The rest of the cast, unfortunately, doesn’t do much but fill their stock roles. There’s the friends Ender makes — Petra (Hailee Steinfeld, True Grit), Alai (Suraj Partha, TV’s Glee), Bean (Aramis Knight, The Dark Knight Rises) and Ender’s sister, Val (Abigail Breslin, Zombieland). There’s the kids who bully and torment Ender — Bonzo (Moises Arias, Nacho Libre), Stilson (Caleb Thaggard) and Ender’s brother, Peter (Jimmy Pinchak, Let Me In). And there’s the adults who are tasked with training the kids or seeing to their well-being — Sgt. Dap (Nonso Anozie, TV’s Game of Thrones) and Adm. Rackham (Ben Kingsley, Iron Man 3). They all fill their roles well, but, if I’m honest, they’re background to Ender and Col. Graff’s show. As I said before, a lot of the secondary storylines are excised to create a more streamlined and straightforward movie.
Hood is in far better form here than he was in X-Men Origins: Wolverine. Whether that’s because he’s matured or because he’s working with better material, I can’t tell. He brings a talented crew behind him that includes editors Lee Smith (The Dark Knight) and Zach Staenberg (The Matrix Trilogy), cinematographer Donald McAlpine (Moulin Rouge!), composer Steve Jablonsky (Transformers) and art director A. Todd Holland (Minority Report). Hood also uses SFX company Digital Domain to create all the CGI digital effects — in an interesting twist, Digital Domain is one of the partner companies producing the movie. The result of all this talent is a movie that pops off the screen and is shiny and clean.
The movie touches upon a lot of the central themes of the novel: the price of turning affable young men and women into warriors to defend and protect us; the noble loneliness that those tasked with greatness have to walk, the cost of victory. But it does so very briskly. Perhaps it’s because it cuts down a lot of the events that take place at Battle School — the bulk of the novel — and limits it to a few scenes and a few of the battles between the various “armies.” Fans of the novel will feel short-shrifted by this decision, but I think the movie does it in order to avoid dragging the story. We know Ender will rise up to be the great military leader humanity needs. But is a movie that deals with such heady topics a bit too laissez-faire with it all?

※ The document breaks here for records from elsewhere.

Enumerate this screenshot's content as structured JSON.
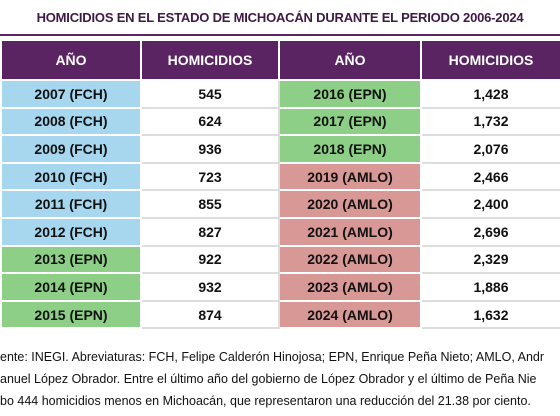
{
  "title": "HOMICIDIOS EN EL ESTADO DE MICHOACÁN DURANTE EL PERIODO 2006-2024",
  "table": {
    "header": [
      "AÑO",
      "HOMICIDIOS",
      "AÑO",
      "HOMICIDIOS"
    ],
    "rows": [
      [
        "2007 (FCH)",
        "545",
        "2016 (EPN)",
        "1,428"
      ],
      [
        "2008 (FCH)",
        "624",
        "2017 (EPN)",
        "1,732"
      ],
      [
        "2009 (FCH)",
        "936",
        "2018 (EPN)",
        "2,076"
      ],
      [
        "2010 (FCH)",
        "723",
        "2019 (AMLO)",
        "2,466"
      ],
      [
        "2011 (FCH)",
        "855",
        "2020 (AMLO)",
        "2,400"
      ],
      [
        "2012 (FCH)",
        "827",
        "2021 (AMLO)",
        "2,696"
      ],
      [
        "2013 (EPN)",
        "922",
        "2022 (AMLO)",
        "2,329"
      ],
      [
        "2014 (EPN)",
        "932",
        "2023 (AMLO)",
        "1,886"
      ],
      [
        "2015 (EPN)",
        "874",
        "2024 (AMLO)",
        "1,632"
      ]
    ]
  },
  "footnote": [
    "ente: INEGI. Abreviaturas: FCH, Felipe Calderón Hinojosa; EPN, Enrique Peña Nieto; AMLO, Andr",
    "anuel López Obrador. Entre el último año del gobierno de López Obrador y el último de Peña Nie",
    "bo 444 homicidios menos en Michoacán, que representaron una reducción del 21.38 por ciento."
  ]
}
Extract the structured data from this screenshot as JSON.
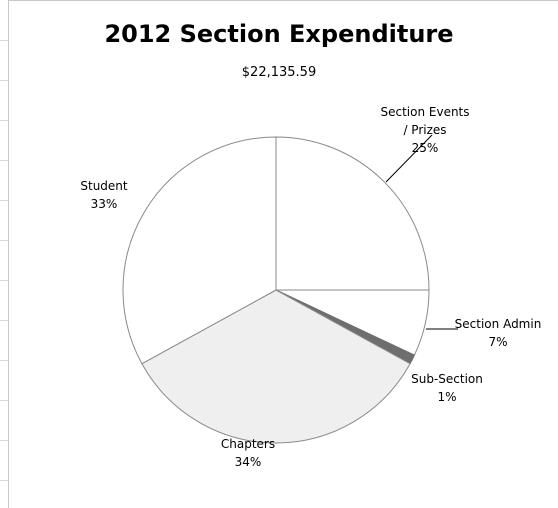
{
  "chart_data": {
    "type": "pie",
    "title": "2012 Section Expenditure",
    "subtitle": "$22,135.59",
    "slices": [
      {
        "label_lines": [
          "Section Events",
          "/ Prizes"
        ],
        "percent_label": "25%",
        "value": 25,
        "color": "#ffffff",
        "stroke": "#8a8a8a"
      },
      {
        "label_lines": [
          "Section Admin"
        ],
        "percent_label": "7%",
        "value": 7,
        "color": "#ffffff",
        "stroke": "#8a8a8a"
      },
      {
        "label_lines": [
          "Sub-Section"
        ],
        "percent_label": "1%",
        "value": 1,
        "color": "#6e6e6e",
        "stroke": "#6e6e6e"
      },
      {
        "label_lines": [
          "Chapters"
        ],
        "percent_label": "34%",
        "value": 34,
        "color": "#efefef",
        "stroke": "#8a8a8a"
      },
      {
        "label_lines": [
          "Student"
        ],
        "percent_label": "33%",
        "value": 33,
        "color": "#ffffff",
        "stroke": "#8a8a8a"
      }
    ],
    "start_angle_deg": 0,
    "direction": "clockwise",
    "legend": "none"
  }
}
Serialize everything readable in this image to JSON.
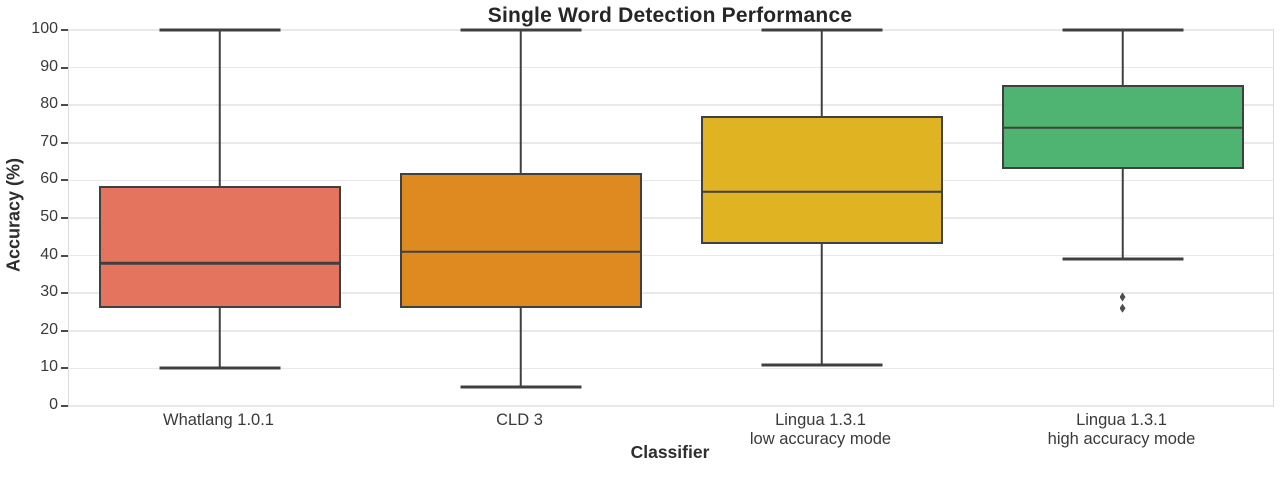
{
  "colors": {
    "background": "#ffffff",
    "line": "#404040",
    "grid": "#e9e9e9",
    "spine": "#dcdcdc",
    "text_dark": "#262626",
    "text_tick": "#3a3a3a",
    "box_coral": "#e4745d",
    "box_orange": "#df8a21",
    "box_gold": "#dfb321",
    "box_green": "#4fb471",
    "outlier": "#4d4d4d"
  },
  "chart_data": {
    "type": "box",
    "title": "Single Word Detection Performance",
    "xlabel": "Classifier",
    "ylabel": "Accuracy (%)",
    "ylim": [
      0,
      100
    ],
    "yticks": [
      0,
      10,
      20,
      30,
      40,
      50,
      60,
      70,
      80,
      90,
      100
    ],
    "grid": "horizontal",
    "legend": "none",
    "categories": [
      "Whatlang 1.0.1",
      "CLD 3",
      "Lingua 1.3.1\nlow accuracy mode",
      "Lingua 1.3.1\nhigh accuracy mode"
    ],
    "series": [
      {
        "name": "Whatlang 1.0.1",
        "color": "#e4745d",
        "whisker_low": 10,
        "q1": 26,
        "median": 38,
        "q3": 58.5,
        "whisker_high": 100,
        "outliers": []
      },
      {
        "name": "CLD 3",
        "color": "#df8a21",
        "whisker_low": 5,
        "q1": 26,
        "median": 41,
        "q3": 62,
        "whisker_high": 100,
        "outliers": []
      },
      {
        "name": "Lingua 1.3.1 low accuracy mode",
        "color": "#dfb321",
        "whisker_low": 11,
        "q1": 43,
        "median": 57,
        "q3": 77,
        "whisker_high": 100,
        "outliers": []
      },
      {
        "name": "Lingua 1.3.1 high accuracy mode",
        "color": "#4fb471",
        "whisker_low": 39,
        "q1": 63,
        "median": 74,
        "q3": 85.5,
        "whisker_high": 100,
        "outliers": [
          29,
          26
        ]
      }
    ]
  }
}
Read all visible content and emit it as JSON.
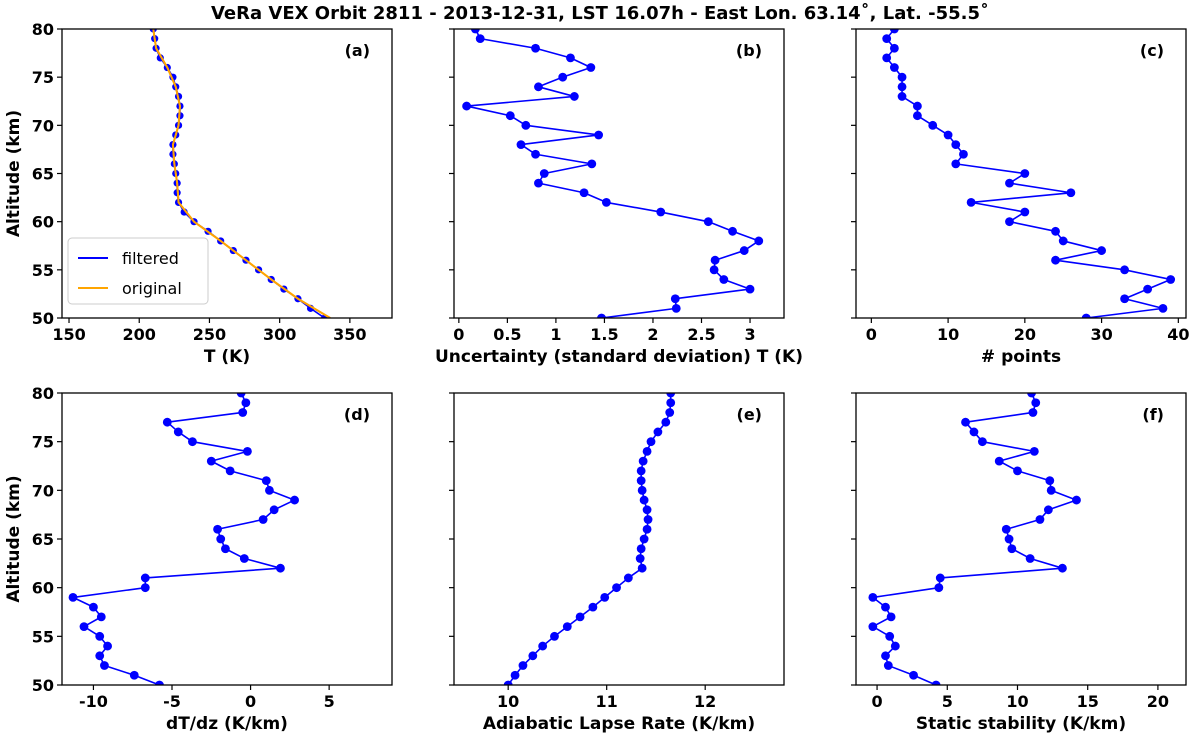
{
  "title": "VeRa VEX Orbit 2811 - 2013-12-31, LST 16.07h - East Lon. 63.14˚, Lat. -55.5˚",
  "colors": {
    "series": "#0000ff",
    "original": "#ffa500",
    "marker": "#0000ff"
  },
  "chart_data": [
    {
      "id": "a",
      "type": "line",
      "panel_label": "(a)",
      "xlabel": "T (K)",
      "ylabel": "Altitude (km)",
      "xlim": [
        145,
        380
      ],
      "ylim": [
        50,
        80
      ],
      "xticks": [
        150,
        200,
        250,
        300,
        350
      ],
      "xtick_labels": [
        "150",
        "200",
        "250",
        "300",
        "350"
      ],
      "yticks": [
        50,
        55,
        60,
        65,
        70,
        75,
        80
      ],
      "ytick_labels": [
        "50",
        "55",
        "60",
        "65",
        "70",
        "75",
        "80"
      ],
      "legend": {
        "position": "lower-left",
        "entries": [
          "filtered",
          "original"
        ]
      },
      "series": [
        {
          "name": "filtered",
          "marker": "circle",
          "altitude": [
            80,
            79,
            78,
            77,
            76,
            75,
            74,
            73,
            72,
            71,
            70,
            69,
            68,
            67,
            66,
            65,
            64,
            63,
            62,
            61,
            60,
            59,
            58,
            57,
            56,
            55,
            54,
            53,
            52,
            51,
            50
          ],
          "values": [
            210,
            211,
            212,
            215,
            220,
            224,
            226,
            228,
            229,
            229,
            228,
            226,
            224,
            224,
            225,
            226,
            227,
            227,
            228,
            232,
            239,
            249,
            258,
            267,
            276,
            285,
            294,
            303,
            313,
            322,
            332
          ]
        },
        {
          "name": "original",
          "altitude": [
            80,
            78,
            76,
            74,
            72,
            70,
            68,
            66,
            64,
            62,
            60,
            58,
            56,
            54,
            52,
            50
          ],
          "values": [
            210,
            212,
            220,
            226,
            229,
            228,
            224,
            225,
            227,
            228,
            239,
            258,
            276,
            294,
            313,
            336
          ]
        }
      ]
    },
    {
      "id": "b",
      "type": "line",
      "panel_label": "(b)",
      "xlabel": "Uncertainty (standard deviation) T (K)",
      "ylabel": "",
      "xlim": [
        -0.05,
        3.35
      ],
      "ylim": [
        50,
        80
      ],
      "xticks": [
        0,
        0.5,
        1,
        1.5,
        2,
        2.5,
        3
      ],
      "xtick_labels": [
        "0",
        "0.5",
        "1",
        "1.5",
        "2",
        "2.5",
        "3"
      ],
      "yticks": [
        50,
        55,
        60,
        65,
        70,
        75,
        80
      ],
      "ytick_labels": [],
      "series": [
        {
          "name": "uncertainty",
          "marker": "circle",
          "altitude": [
            80,
            79,
            78,
            77,
            76,
            75,
            74,
            73,
            72,
            71,
            70,
            69,
            68,
            67,
            66,
            65,
            64,
            63,
            62,
            61,
            60,
            59,
            58,
            57,
            56,
            55,
            54,
            53,
            52,
            51,
            50
          ],
          "values": [
            0.17,
            0.22,
            0.79,
            1.15,
            1.36,
            1.07,
            0.82,
            1.19,
            0.08,
            0.53,
            0.69,
            1.44,
            0.64,
            0.79,
            1.37,
            0.88,
            0.82,
            1.29,
            1.52,
            2.08,
            2.57,
            2.82,
            3.09,
            2.94,
            2.64,
            2.63,
            2.73,
            3.0,
            2.23,
            2.24,
            1.47
          ]
        }
      ]
    },
    {
      "id": "c",
      "type": "line",
      "panel_label": "(c)",
      "xlabel": "# points",
      "ylabel": "",
      "xlim": [
        -2,
        41
      ],
      "ylim": [
        50,
        80
      ],
      "xticks": [
        0,
        10,
        20,
        30,
        40
      ],
      "xtick_labels": [
        "0",
        "10",
        "20",
        "30",
        "40"
      ],
      "yticks": [
        50,
        55,
        60,
        65,
        70,
        75,
        80
      ],
      "ytick_labels": [],
      "series": [
        {
          "name": "points",
          "marker": "circle",
          "altitude": [
            80,
            79,
            78,
            77,
            76,
            75,
            74,
            73,
            72,
            71,
            70,
            69,
            68,
            67,
            66,
            65,
            64,
            63,
            62,
            61,
            60,
            59,
            58,
            57,
            56,
            55,
            54,
            53,
            52,
            51,
            50
          ],
          "values": [
            3,
            2,
            3,
            2,
            3,
            4,
            4,
            4,
            6,
            6,
            8,
            10,
            11,
            12,
            11,
            20,
            18,
            26,
            13,
            20,
            18,
            24,
            25,
            30,
            24,
            33,
            39,
            36,
            33,
            38,
            28
          ]
        }
      ]
    },
    {
      "id": "d",
      "type": "line",
      "panel_label": "(d)",
      "xlabel": "dT/dz (K/km)",
      "ylabel": "Altitude (km)",
      "xlim": [
        -12,
        9
      ],
      "ylim": [
        50,
        80
      ],
      "xticks": [
        -10,
        -5,
        0,
        5
      ],
      "xtick_labels": [
        "-10",
        "-5",
        "0",
        "5"
      ],
      "yticks": [
        50,
        55,
        60,
        65,
        70,
        75,
        80
      ],
      "ytick_labels": [
        "50",
        "55",
        "60",
        "65",
        "70",
        "75",
        "80"
      ],
      "series": [
        {
          "name": "dT/dz",
          "marker": "circle",
          "altitude": [
            80,
            79,
            78,
            77,
            76,
            75,
            74,
            73,
            72,
            71,
            70,
            69,
            68,
            67,
            66,
            65,
            64,
            63,
            62,
            61,
            60,
            59,
            58,
            57,
            56,
            55,
            54,
            53,
            52,
            51,
            50
          ],
          "values": [
            -0.6,
            -0.3,
            -0.5,
            -5.3,
            -4.6,
            -3.7,
            -0.2,
            -2.5,
            -1.3,
            1.0,
            1.2,
            2.8,
            1.5,
            0.8,
            -2.1,
            -1.9,
            -1.6,
            -0.4,
            1.9,
            -6.7,
            -6.7,
            -11.3,
            -10.0,
            -9.5,
            -10.6,
            -9.6,
            -9.1,
            -9.6,
            -9.3,
            -7.4,
            -5.8
          ]
        }
      ]
    },
    {
      "id": "e",
      "type": "line",
      "panel_label": "(e)",
      "xlabel": "Adiabatic Lapse Rate (K/km)",
      "ylabel": "",
      "xlim": [
        9.45,
        12.8
      ],
      "ylim": [
        50,
        80
      ],
      "xticks": [
        10,
        11,
        12
      ],
      "xtick_labels": [
        "10",
        "11",
        "12"
      ],
      "yticks": [
        50,
        55,
        60,
        65,
        70,
        75,
        80
      ],
      "ytick_labels": [],
      "series": [
        {
          "name": "lapse rate",
          "marker": "circle",
          "altitude": [
            80,
            79,
            78,
            77,
            76,
            75,
            74,
            73,
            72,
            71,
            70,
            69,
            68,
            67,
            66,
            65,
            64,
            63,
            62,
            61,
            60,
            59,
            58,
            57,
            56,
            55,
            54,
            53,
            52,
            51,
            50
          ],
          "values": [
            11.65,
            11.65,
            11.64,
            11.6,
            11.52,
            11.45,
            11.41,
            11.37,
            11.35,
            11.35,
            11.36,
            11.38,
            11.41,
            11.42,
            11.41,
            11.38,
            11.35,
            11.34,
            11.36,
            11.22,
            11.1,
            10.98,
            10.86,
            10.73,
            10.6,
            10.47,
            10.35,
            10.25,
            10.15,
            10.07,
            10.0
          ]
        }
      ]
    },
    {
      "id": "f",
      "type": "line",
      "panel_label": "(f)",
      "xlabel": "Static stability (K/km)",
      "ylabel": "",
      "xlim": [
        -1.5,
        22
      ],
      "ylim": [
        50,
        80
      ],
      "xticks": [
        0,
        5,
        10,
        15,
        20
      ],
      "xtick_labels": [
        "0",
        "5",
        "10",
        "15",
        "20"
      ],
      "yticks": [
        50,
        55,
        60,
        65,
        70,
        75,
        80
      ],
      "ytick_labels": [],
      "series": [
        {
          "name": "static stability",
          "marker": "circle",
          "altitude": [
            80,
            79,
            78,
            77,
            76,
            75,
            74,
            73,
            72,
            71,
            70,
            69,
            68,
            67,
            66,
            65,
            64,
            63,
            62,
            61,
            60,
            59,
            58,
            57,
            56,
            55,
            54,
            53,
            52,
            51,
            50
          ],
          "values": [
            11.0,
            11.3,
            11.1,
            6.3,
            6.9,
            7.5,
            11.2,
            8.7,
            10.0,
            12.3,
            12.4,
            14.2,
            12.2,
            11.6,
            9.2,
            9.4,
            9.6,
            10.9,
            13.2,
            4.5,
            4.4,
            -0.3,
            0.6,
            1.0,
            -0.3,
            0.9,
            1.3,
            0.6,
            0.8,
            2.6,
            4.2
          ]
        }
      ]
    }
  ]
}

And yet, perhaps the more difficult thing to admit is that, while it is a well-done movie, it doesn’t stay with you for long. It’s efficient and it’s pretty to look at, but it lacks the punch that the novel has when those revelations hit you. Perhaps it’s a negative side effect of being such an influential work. By now, it’s been disseminated and refined in other works and other projects — everything from The Matrix to The Hunger Games displays some sort of influence derived from Ender’s Game. Even so, it’s difficult to look at this movie and not think that it might have had a greater impact had it come out 20 years ago or so. The movie hits the high points of the novel, but it’s not the novel.
Looking at it from a distance, Ender’s Game is a very good adaptation of a great novel. The central character is portrayed well and the struggles he goes through are at the core of the story It’s central question of “Is it worth it to win if you lose who you are?” is right in there. That said, I struggled in this review to explain why it’s so well done and yet not as good as it perhaps could have been. Is it a great movie? No. But it’s probably as good an adaptation as can be made. Sometimes that is all you can get.